According to Tokyo Cheapo, the Japanese characters for izakaya, 居酒屋, directly translate to "stay saké shop." This name lays out simply what an izakaya actually is: a place to enjoy your stay and drink plenty of alcohol. These establishments, like most places with plenty of alcohol, are usually quite lively. The seating areas can be filled with loud conversations, music, and even dancing. It's also common for cigarettes to be smoked inside, which adds to the party atmosphere.

Here, much of the menu consists of beer. You can order traditional Japanese pilsner-style draft beers, think iconic Sapporo or Asahi. If that's not your thing, shōchū and sake are also plentiful. However, if you're not a fan of casual drinking, don't worry. The main appeal of visiting an izakaya may actually be the food.

Here's what to order at an izakaya

While you may be thinking that an izakaya sounds just like a regular bar, that's not quite the case. In izakayas, customers are usually seated and enjoy plenty of different dishes, both Japanese and international cuisine. There are also often foods that are easily shared and split amongst friends and coworkers.

The dishes change based on whether the particular izakaya you're eating at is more modern and trendy or a more casual hole-in-the-wall spot. Most spots will at least have the staples, like edamame and gyoza, and they will typically be salty foods that pair great with beer. Ebi-mayo, Agedashi-tofu, and Karaage (Japanese fried chicken) are some dishes that are typically on izakaya menus. Some even showcase western classics, like pizza or french fries.

If visiting Japan is out of reach but izakaya menus sound like something too good to pass up, there are (thankfully) other ways to experience this laid-back drinking scene.

Where to find izakayas in the U.S.?

You can get traditional izakaya experiences in many of the major U.S. cities, like New York City and Los Angeles, which have plenty of options to choose from.

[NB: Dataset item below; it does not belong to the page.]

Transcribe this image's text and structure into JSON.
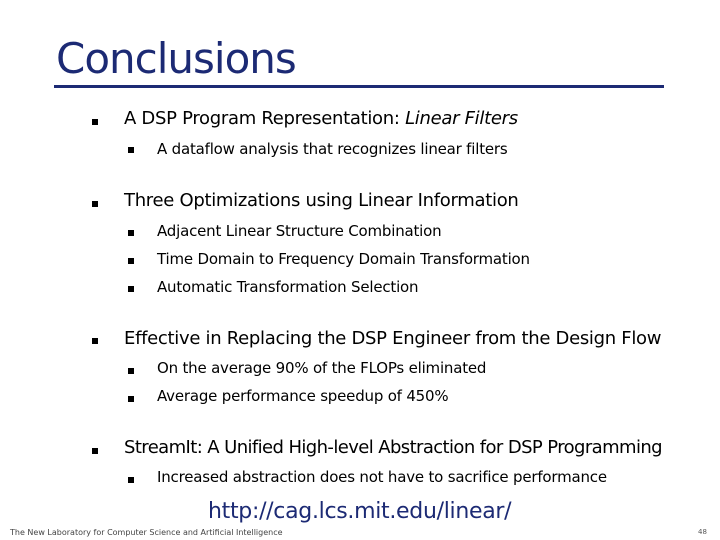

If you're on the East Coast, New York City's ROKC — an acronym for ramen, oysters, kitchen, and cocktails — is a great spot that is well-known in the city. They're possibly best known for their cheap, farm-to-table oysters and fun cocktails. While it may not be the most traditional izakaya experience, it is worth trying out.

If you're closer to Boston, you can also try hitting up Izakaya Ittoku. This joint doles out an experience you're more likely to find in Japan. With a beer and liquor menu full of Japanese classics and a big food menu with any type of Japanese food you can think of, this place is definitely a can't-miss spot.

Those in L.A. can enjoy KOCHI, a highly reviewed casual eatery where many recommend getting their udon. Noodles are commonly enjoyed in izakayas, and KOCHI makes them in-house. Further outside the city, Izakaya Hachi is raved about for a more unexpected dish, beef tongue. Whether you're an adventurous eater or just looking for reliable edamame, these joints and others are great options on the West Coast.